José Geraldo de Freitas Drumond
Membro da Internacional Academy of Legal Medicina e da Academia Mineira de Medicina
“Medical Ethics”, considerada obra fundadora da deontologia médica, foi redigida por Thomas Percival, no ano de 1792, com a finalidade de servir como regulamento para um hospital da Inglaterra - o Manchester Royal Infirmary-, tendo sido publicada em 1803.
Percival fora chamado a intervir numa disputa entre médicos, cirurgiões, dietistas e farmacêuticos quanto à definição de suas atribuições e responsabilidades no tratamento de pacientes internados com febre tifoide, em Manchester, na Inglaterra.
Encontrando-se afastado da profissão por motivo de uma deformidade física, havia se destacado em Manchester como clínico, administrador hospitalar, sanitarista e fundador de um colégio profissional que agrupava médicos, cirurgiões e farmacêuticos, considerados rivais até então.
Sua obra de inestimável valor histórico, filosófico e político, contribuiu sobremaneira para a consolidação da profissionalização médica, balizando suas relações com outras profissões da saúde, além de reafirmar as responsabilidades do médico perante a sociedade, no exato momento em que a ciência e a tecnologia iniciavam a sua entronização (que mais tarde se revelaria definitiva) na Medicina, no começo do século 19.
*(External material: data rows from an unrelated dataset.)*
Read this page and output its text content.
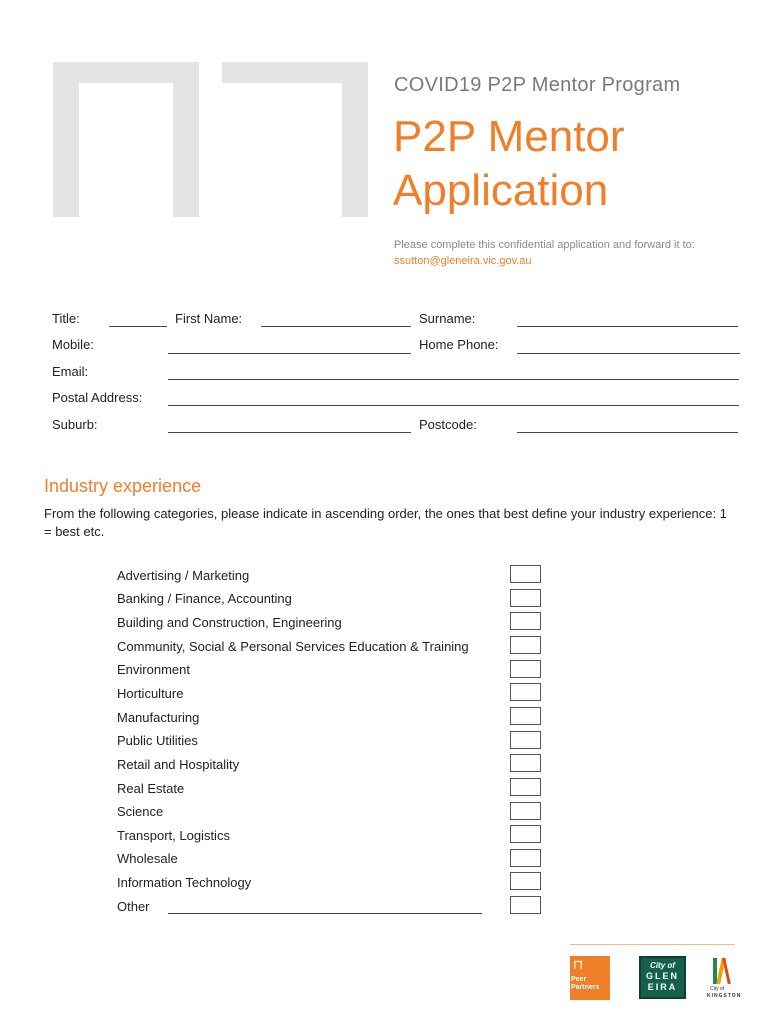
COVID19 P2P Mentor Program
P2P Mentor
Application
Please complete this confidential application and forward it to:
ssutton@gleneira.vic.gov.au
Title:	First Name:	Surname:
Mobile:	Home Phone:
Email:
Postal Address:
Suburb:	Postcode:
Industry experience
From the following categories, please indicate in ascending order, the ones that best define your industry experience: 1 = best etc.
Advertising / Marketing
Banking / Finance, Accounting
Building and Construction, Engineering
Community, Social & Personal Services Education & Training
Environment
Horticulture
Manufacturing
Public Utilities
Retail and Hospitality
Real Estate
Science
Transport, Logistics
Wholesale
Information Technology
Other
⊓
Peer Partners
Program.
City of
GLEN
EIRA	City of
KINGSTON
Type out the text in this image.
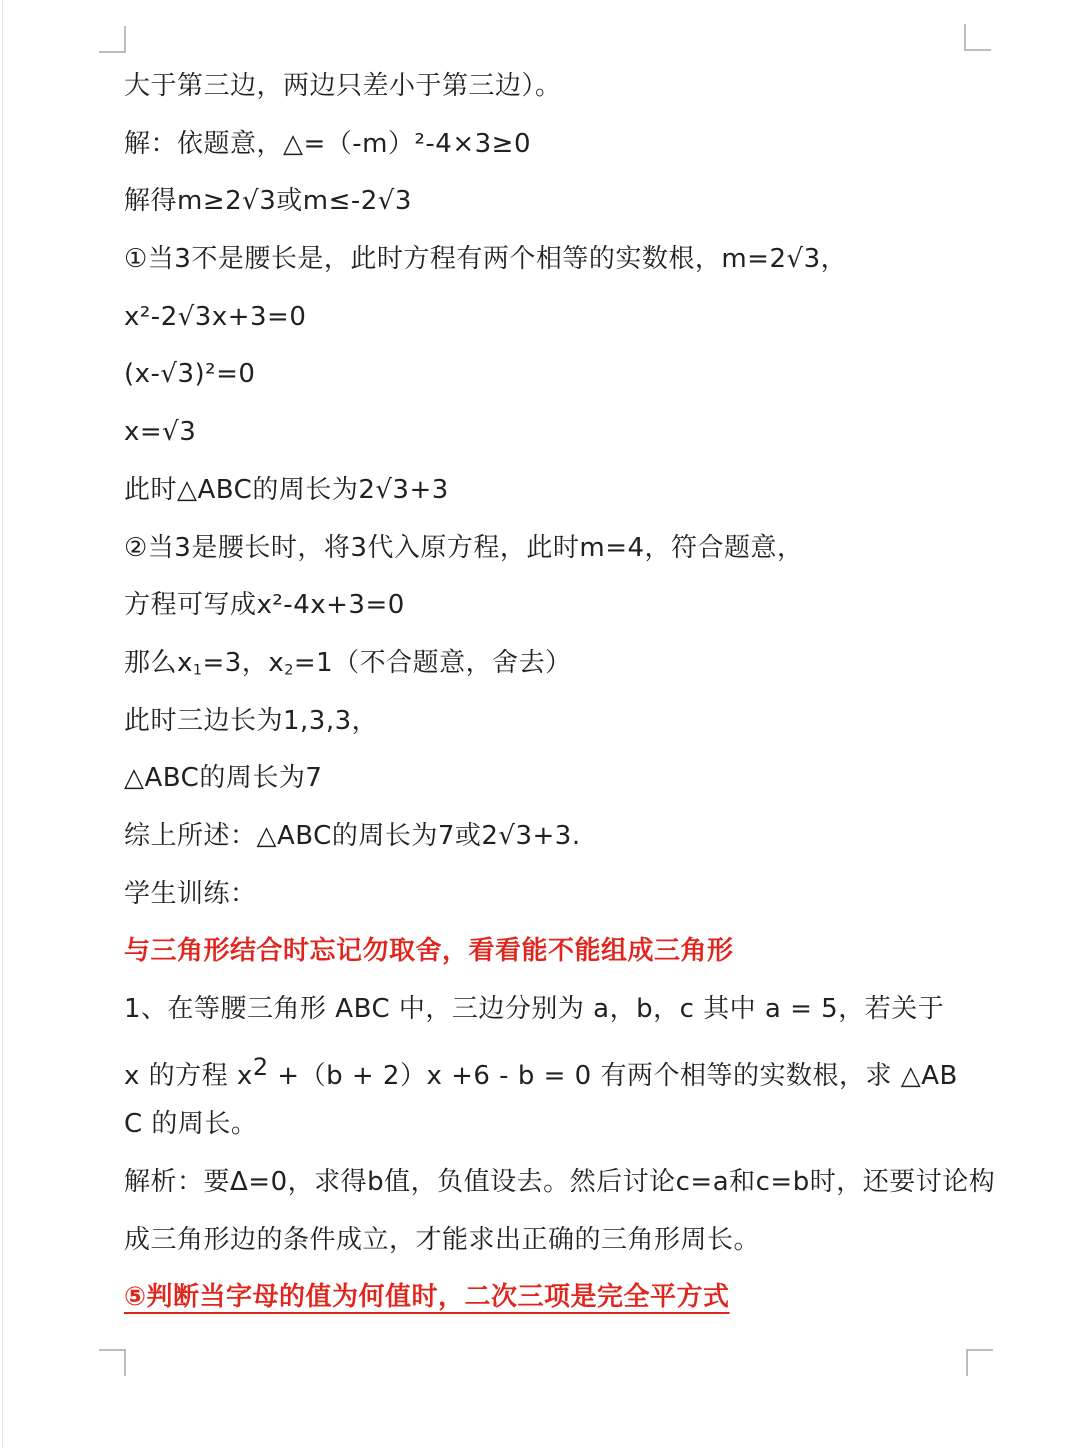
大于第三边，两边只差小于第三边）。
解：依题意，△=（-m）²-4×3≥0
解得m≥2√3或m≤-2√3
①当3不是腰长是，此时方程有两个相等的实数根，m=2√3，
x²-2√3x+3=0
(x-√3)²=0
x=√3
此时△ABC的周长为2√3+3
②当3是腰长时，将3代入原方程，此时m=4，符合题意，
方程可写成x²-4x+3=0
那么$x_1=3$，$x_2=1$（不合题意，舍去）
此时三边长为1,3,3，
△ABC的周长为7
综上所述：△ABC的周长为7或2√3+3.
学生训练：
与三角形结合时忘记勿取舍，看看能不能组成三角形
1、在等腰三角形 ABC 中，三边分别为 a，b，c 其中 a = 5，若关于
x 的方程 x2 +（b + 2）x +6 - b = 0 有两个相等的实数根，求 △AB
C 的周长。
解析：要Δ=0，求得b值，负值设去。然后讨论c=a和c=b时，还要讨论构
成三角形边的条件成立，才能求出正确的三角形周长。
⑤判断当字母的值为何值时，二次三项是完全平方式
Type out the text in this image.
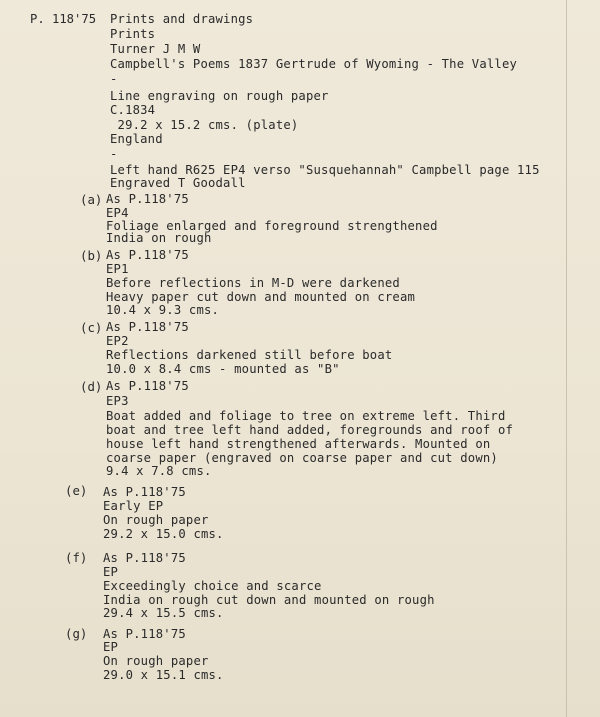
P. 118'75 Prints and drawings
Prints
Turner J M W
Campbell's Poems 1837 Gertrude of Wyoming - The Valley
-
Line engraving on rough paper
C.1834
29.2 x 15.2 cms. (plate)
England
-
Left hand R625 EP4 verso "Susquehannah" Campbell page 115
Engraved T Goodall
(a) As P.118'75
EP4
Foliage enlarged and foreground strengthened
India on rough
(b) As P.118'75
EP1
Before reflections in M-D were darkened
Heavy paper cut down and mounted on cream
10.4 x 9.3 cms.
(c) As P.118'75
EP2
Reflections darkened still before boat
10.0 x 8.4 cms - mounted as "B"
(d) As P.118'75
EP3
Boat added and foliage to tree on extreme left. Third
boat and tree left hand added, foregrounds and roof of
house left hand strengthened afterwards. Mounted on
coarse paper (engraved on coarse paper and cut down)
9.4 x 7.8 cms.
(e) As P.118'75
Early EP
On rough paper
29.2 x 15.0 cms.
(f) As P.118'75
EP
Exceedingly choice and scarce
India on rough cut down and mounted on rough
29.4 x 15.5 cms.
(g) As P.118'75
EP
On rough paper
29.0 x 15.1 cms.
Coube a Percival o mérito de promover a transição da hegemônica tradição hipocrática para uma ética menos doutrinária e mais normativa, ainda que preservando os fundamentos doutrinários daquela, como a exortação às virtudes, acrescentando a prescrição de direitos e obrigações profissionais.
O seu livro, sistematizado em quatro capítulos, trata da conduta profissional nos hospitais, da prática privada e da relação com os farmacêuticos, além das obrigações legais. Nele se encontram as quatro dimensões canônicas da deontologia médica: o papel do profissional, a relação terapêutica, a relação entre colegas e a relação com o Estado.
Nele são descritos critérios de moralidade, baseados na teoria da virtude. A figura do médico surge como a de um “gentleman”, como determinava o padrão cultural britânico, prescrevendo o paternalismo médico-paciente e o “esprit de corps”.
Mas é no caráter normativo - portanto, deontológico - que Percival se esmerou em unificar a prática médica, mirando no profissionalismo médico e no benefício do paciente o seu maior e real objetivo, como bem acentuou: “O bem do paciente é o único objetivo da Medicina”.
Percival definiu, de fato, as funções e as áreas de competência de médicos, cirurgiões e farmacêuticos e os seus respectivos relacionamentos naquilo que fosse de domínio comum no cuidado prestado ao paciente. Nos Estados Unidos da América, o código de ética médica foi institucionalizado pela Associação Médica Americana, no ano de 1847, com a finalidade de regulamentar o exercício profissional e o ensino da Medicina. À época, o país que assistia à proliferação de uma medicina marginal e de diversas seitas curativas, que participavam de um movimento social denominado “Popular Health Movement”, proclamador do slogan “cada homem é o seu próprio doutor”.
O resultado era uma insuportável “concorrência” de homeopatas, quiropráticos e inúmeros curadores, o que demandava uma ação imediata de regulamentação.
Depois de criada, no ano de 1948, a Associação Médica Mundial proclamou o Código Internacional de Ética Médica, que se tornou um documento de referência por reunir os princípios mais importantes de ética, superando normas de etiqueta, com o estabelecimento de um eixo moral baseado na chamada “regra de ouro”: “Faça ao outro aquilo que gostaria que lhe fosse feito”.